Интересно, все они так же ненавидят немцев, как ненавидит их Лена?
Мысль, в момент отрезвляющая и отгоняющая тоску куда-то на задворки души. Заставляющая вспомнить о том, что всем его планам о будущем никогда бы не суждено было сбыться. Потому что нужно было только ему одному. Потому что только он думал о будущем здесь, в Германии. Ленхен же думала о будущем в Советской России. И Рихард не был его частью. Теперь он вспомнил об этом. Поэтому она никогда не говорила о будущем и не строила планов. Для нее существовало рядом с ним только настоящее, только «здесь и сейчас», как постоянно говорила Ленхен. Потому что в ее будущем для него не было места.
К удивлению Рихарда, сверток с одеждой и флаконом духов лежал на том же самом месте, где был оставлен — под запасным колесом. Он нашел его без труда, когда вернулся в гараж виллы, подтверждая вчерашнее воспоминание. Одежда сохранила запах кожи Ленхен, и он с трудом удержался, чтобы не поднести к лицу платье и вдохнуть этот почти позабытый аромат — смеси запаха мыла и кожи. Испугался на миг, что это сделает дыру в его душе еще больше. И зачем только ему попалась вчера эта фройлян с этими знакомыми духами?
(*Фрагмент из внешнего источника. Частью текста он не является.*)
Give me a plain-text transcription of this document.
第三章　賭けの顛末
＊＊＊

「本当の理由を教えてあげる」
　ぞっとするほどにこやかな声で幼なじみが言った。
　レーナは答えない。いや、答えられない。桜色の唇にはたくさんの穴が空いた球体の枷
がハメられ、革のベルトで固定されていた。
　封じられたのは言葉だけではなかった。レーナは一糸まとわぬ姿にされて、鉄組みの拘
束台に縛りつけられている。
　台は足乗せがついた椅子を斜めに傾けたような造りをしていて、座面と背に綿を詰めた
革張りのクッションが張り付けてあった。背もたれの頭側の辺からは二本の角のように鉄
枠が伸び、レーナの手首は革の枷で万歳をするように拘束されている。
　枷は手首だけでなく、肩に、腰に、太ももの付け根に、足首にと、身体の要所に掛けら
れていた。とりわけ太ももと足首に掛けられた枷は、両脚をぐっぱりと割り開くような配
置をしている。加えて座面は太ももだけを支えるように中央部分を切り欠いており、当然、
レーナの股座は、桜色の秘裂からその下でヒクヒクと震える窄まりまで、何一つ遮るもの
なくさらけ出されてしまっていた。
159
Какого черта Ленхен тогда осталась в Розенбурге? Вряд ли из-за него — ведь за эти два месяца она не написала ему ни строчки. Разве так ведут себя, когда хотят вернуть былое расположение? Значит, что-то другое задержало ее в Розенбурге, но что именно? Ведь у нее были все возможности скрыться сразу же после того, как взяли связного. У нее была на руках не только кенкарта, но и райспасс. Он оставил ей карточки на питание и три тысячи марок — крупная сумма денег на сегодняшний день.